Allí tuvimos la oportunidad de saludar a grandes personalidades del béisbol como: Maximino León, Héctor García, Miguel Flores, Luis González, Juan Carlos “Canelo” Canizalez, Humberto Cota, al Dr. Vicente Arturo Carranza Fernández —quien tantas aportaciones ha hecho al béisbol a través de su profesión— y muchos más, todos ellos de trato cortés y amable.
Poco más tarde, a las cinco, el ampáyer gritó “play ball”: el tercero y último de la serie “Cañeros-Naranjeros”. Para variar, triunfo “naranja”, barrida en la serie y cuarto triunfo “naranjero” en nuestra gira. Todo esto valió la pena al extender nuestra estancia: excelentes actos y espectáculos de primera calidad.
COMPROMISO SOCIAL
Pero… quizás apelando a mi carrera profesional y también la de mi esposa como docentes que fuimos, algo que nos llamó poderosamente la atención fue que, a invitación expresa de Cornelio García, asistimos a un evento de niños, niñas y jóvenes con capacidades diferentes en el cual jugaron partidos de béisbol; y créame que lo hacen con una entrega, entusiasmo, alegría y disciplina formidables. Cornelio y su señora esposa, junto con un grupo de excepcionales seres, poniendo en práctica los altos valores y principios humanos de una manera callada pero efectiva y entusiasta, con mucha fe, encabezan la asociación denominada: “Centro Recreativo, Deportivo y Cultural para Personas con Discapacidad, Intégrate A. C.”, proyecto al que le invito a hacer el esfuerzo por apoyar en la medida de sus posibilidades.Proyectos como este, que tanta falta hacen en nuestra sociedad, son ejemplo de honestidad y verdadero amor por nuestros semejantes. Recordemos que “nadie se engrandece tanto como cuando se arrodilla para ayudar a un niño”. Para mayores informes, le proporciono una liga a un vídeo de YouTube en donde puede obtener mayor información sobre esta noble asociación:
https://www.youtube.com/watch?v=Pz3AAl6lEIE&fbclid=IwAR3J4K0Mk40WZ8e8TvFGeejJ6FKXp9ZNC6L4bLwgwA63ASlZCkqWOeOhoDM
SOCIEDAD DE PRIMERA
Nuestro reconocimiento para Cornelio, esposa, familia y personas que le acompañan en esta encomiable labor. Tristes porque nuestro viaje llegaba a su fin, pero gratamente satisfechos por todo lo que nuestros amigos nos enseñaron y aprendimos de ellos, emprendimos el viaje de regreso a casa. Por si todo esto fuera poco y como colofón de la historia, en una parada “técnica” en el camino, nos encontramos con Oscar “Bucky” Soria, brillante cronista de los Diamondbacks de Arizona en las Grandes Ligas y de los “Naranjeros” de Hermosillo en la Liga Mexicana del Pacífico, con quien intercambiamos impresiones y para no desentonar con la sociedad sonorense nos atendió de primera.
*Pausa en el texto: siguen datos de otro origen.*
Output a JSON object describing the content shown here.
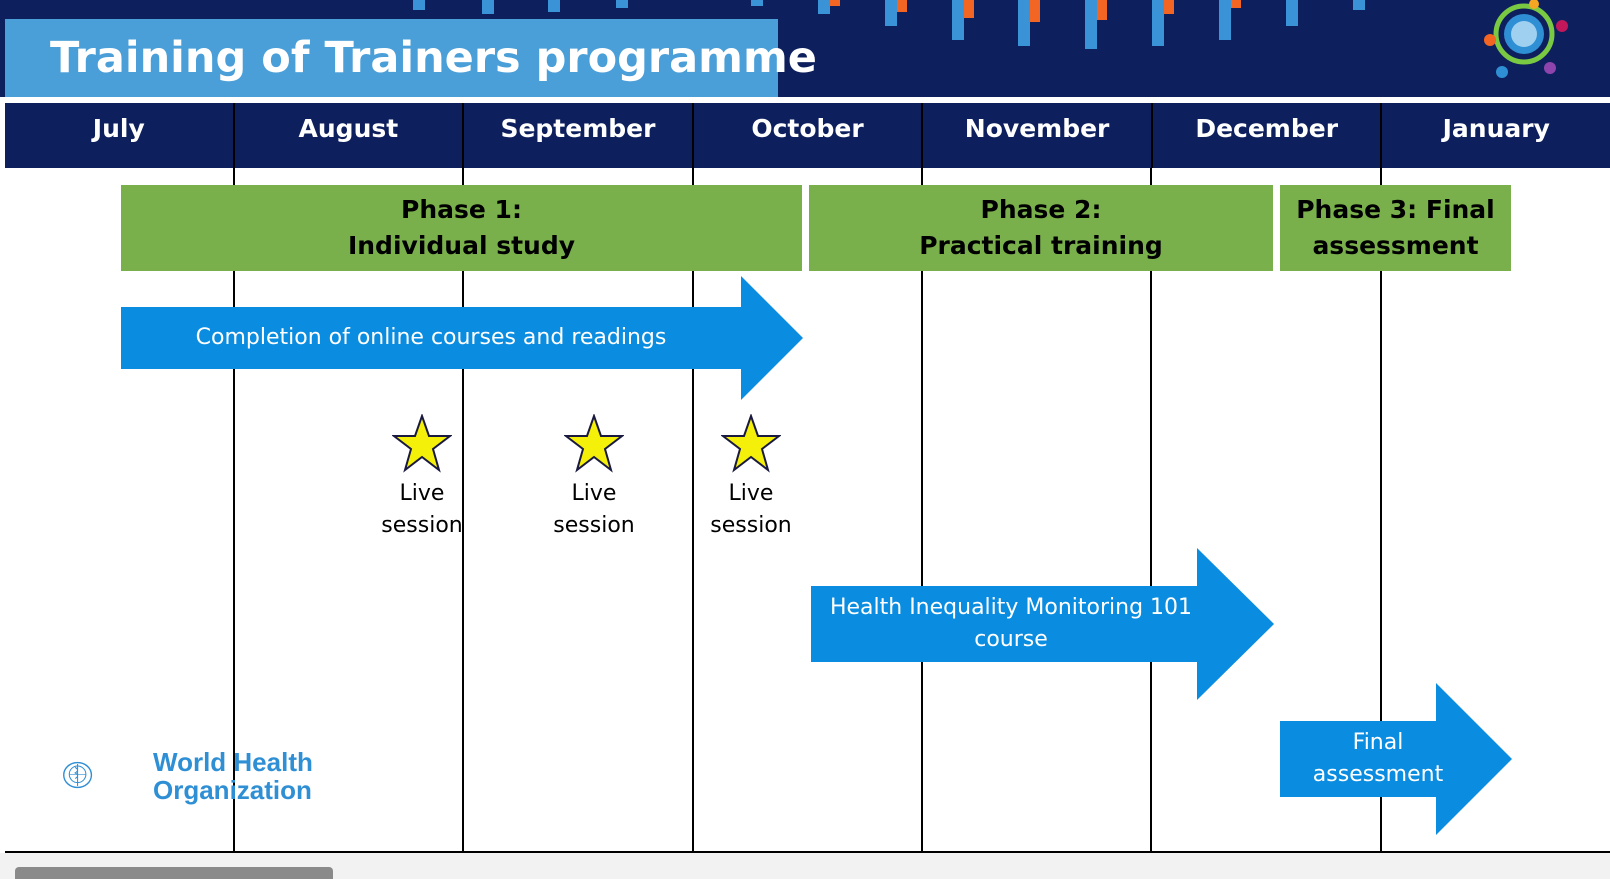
{
  "slide": {
    "title": "Training of Trainers programme",
    "months": [
      "July",
      "August",
      "September",
      "October",
      "November",
      "December",
      "January"
    ],
    "phases": [
      {
        "line1": "Phase 1:",
        "line2": "Individual study"
      },
      {
        "line1": "Phase 2:",
        "line2": "Practical training"
      },
      {
        "line1": "Phase 3: Final",
        "line2": "assessment"
      }
    ],
    "arrows": {
      "online_courses": "Completion of online courses and readings",
      "him101_line1": "Health Inequality Monitoring 101",
      "him101_line2": "course",
      "final_line1": "Final",
      "final_line2": "assessment"
    },
    "live_sessions": [
      {
        "line1": "Live",
        "line2": "session"
      },
      {
        "line1": "Live",
        "line2": "session"
      },
      {
        "line1": "Live",
        "line2": "session"
      }
    ],
    "logo": {
      "line1": "World Health",
      "line2": "Organization"
    }
  },
  "colors": {
    "navy": "#0d1f5c",
    "title_blue": "#4a9fd8",
    "phase_green": "#7ab04c",
    "arrow_blue": "#0a8de0",
    "star_yellow": "#f5f00a",
    "who_blue": "#2f8fd4",
    "accent_orange": "#f26522"
  }
}
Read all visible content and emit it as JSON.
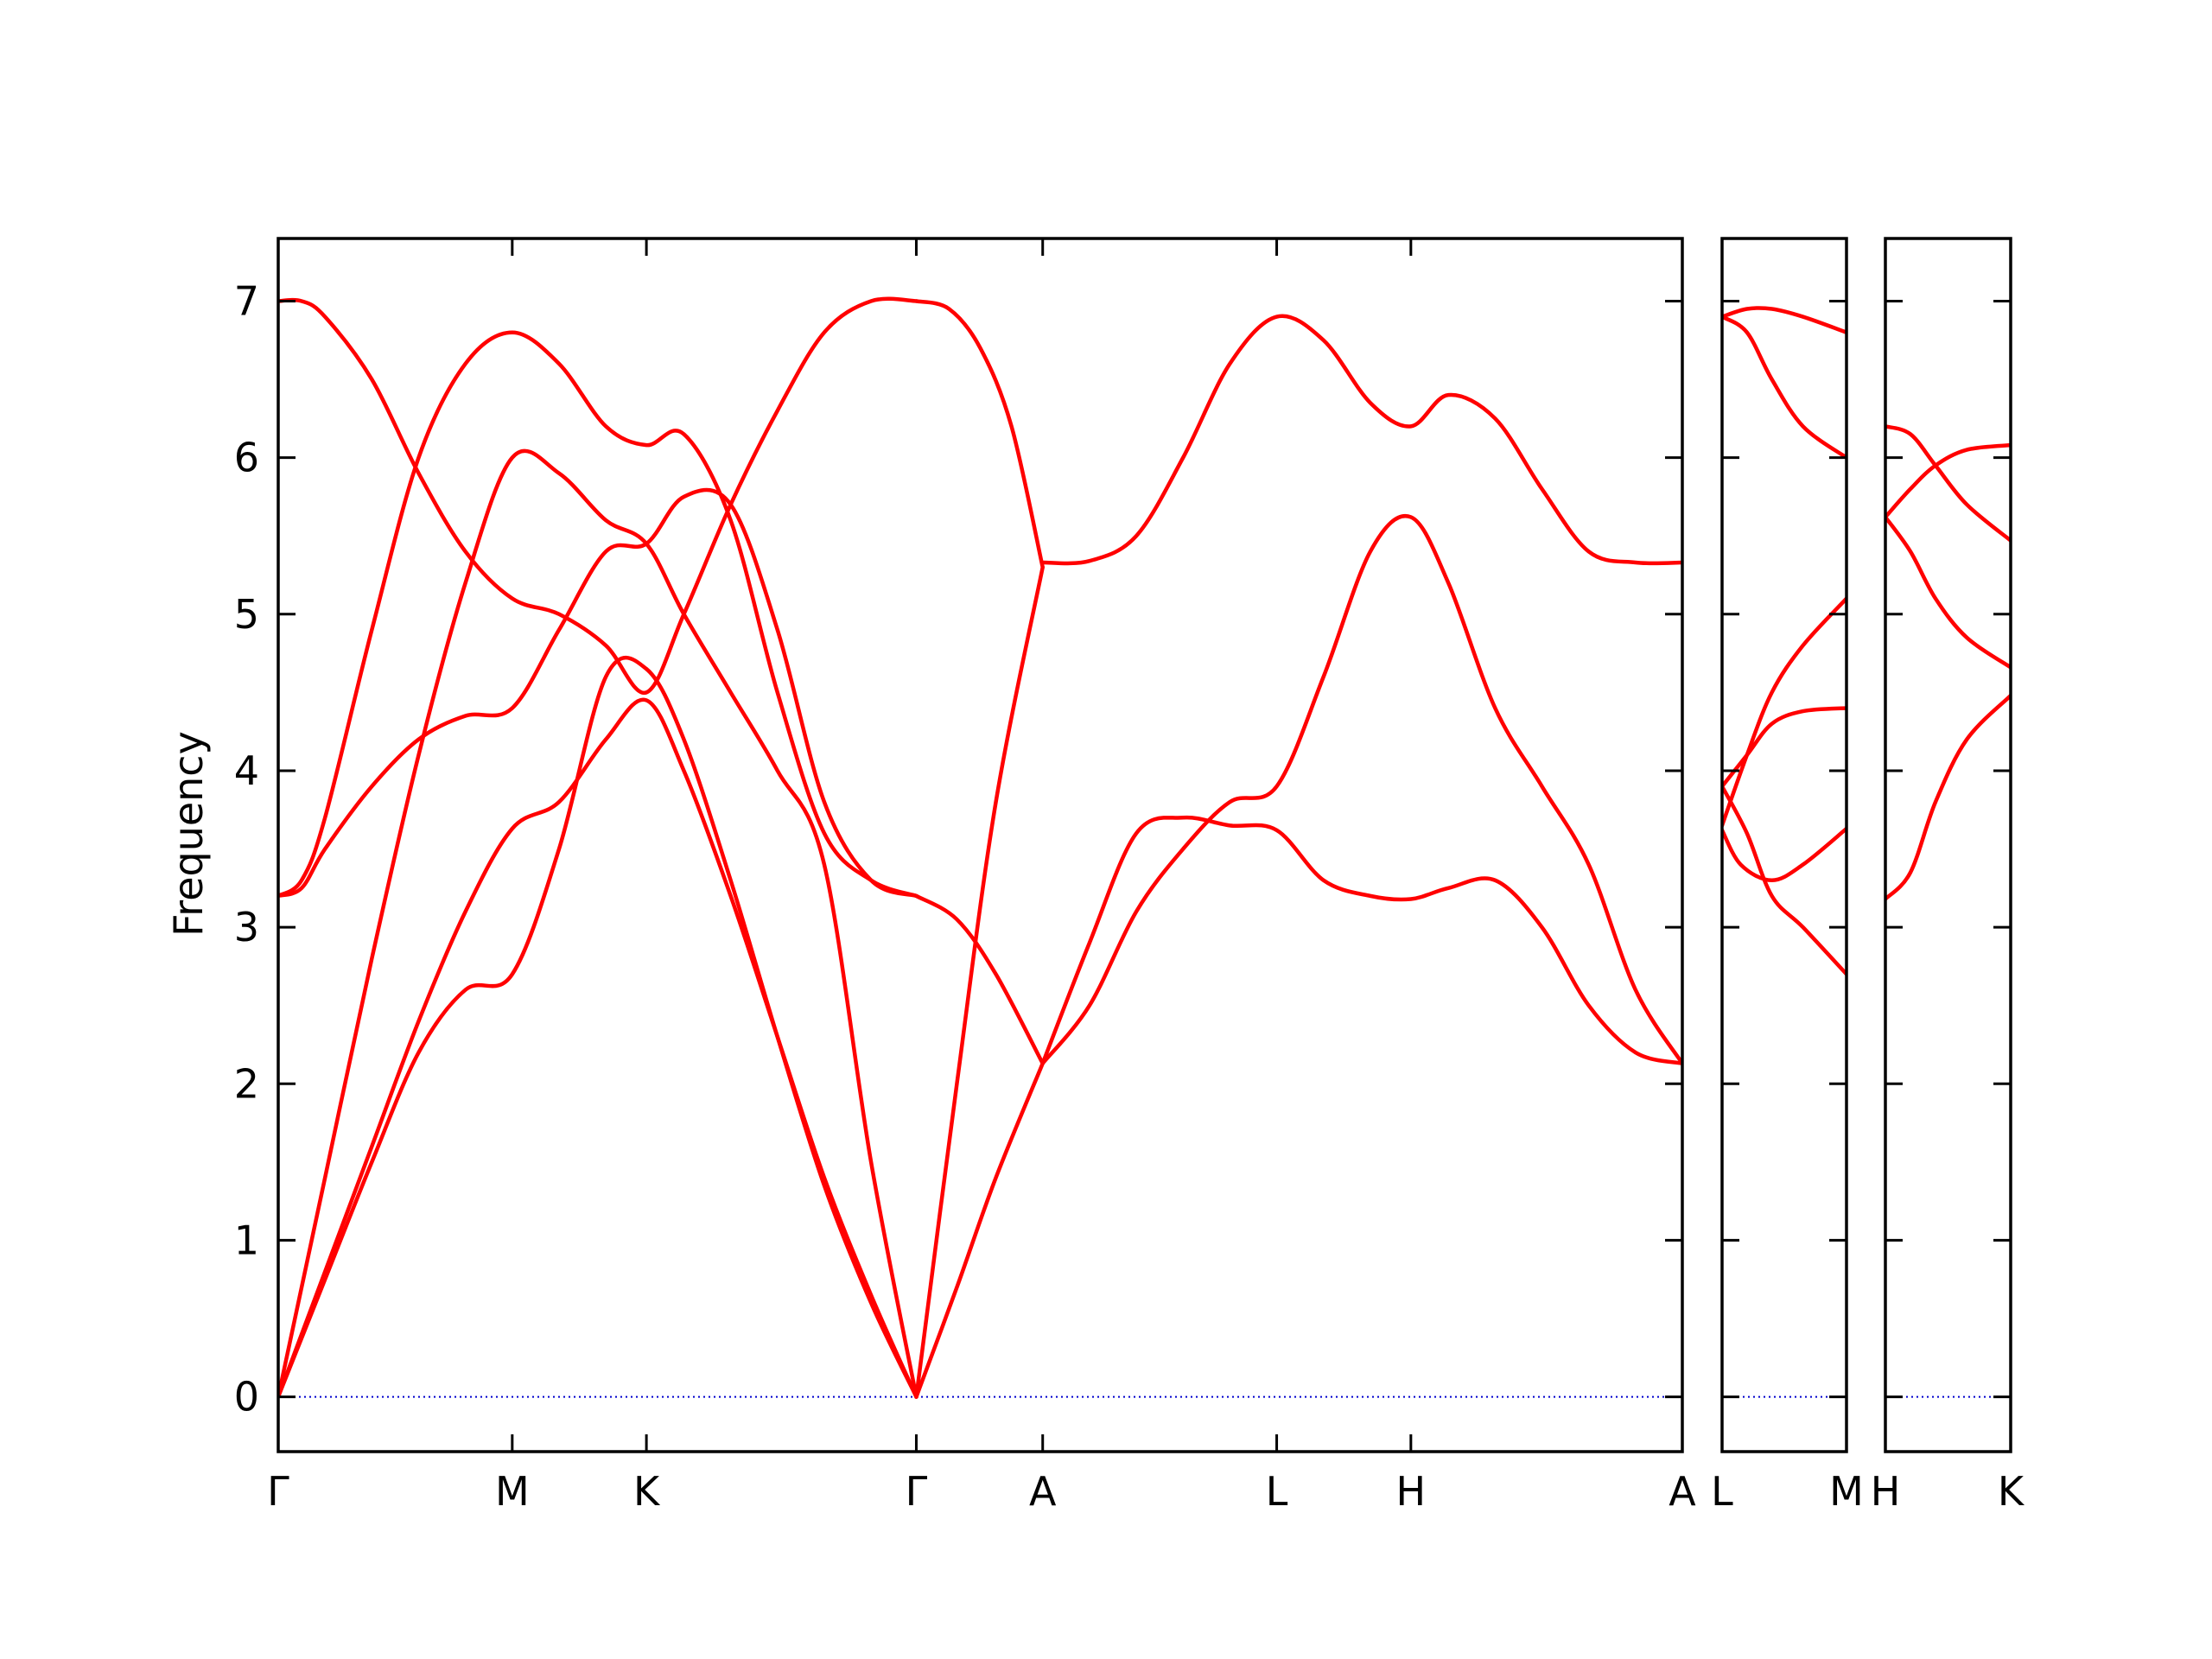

Hablando de tratos de primera, debo mencionar el que nos brindaron el Lic. Jesús Alberto Rubio Salazar y su esposa Griselda, quienes no escatimaron tiempo y esfuerzo por darnos el mejor trato en nuestra inolvidable estancia en la capital de Sonora, así también a todas las personas con quienes tuvimos la oportunidad de convivir, esperando tener algún día la oportunidad de corresponderles.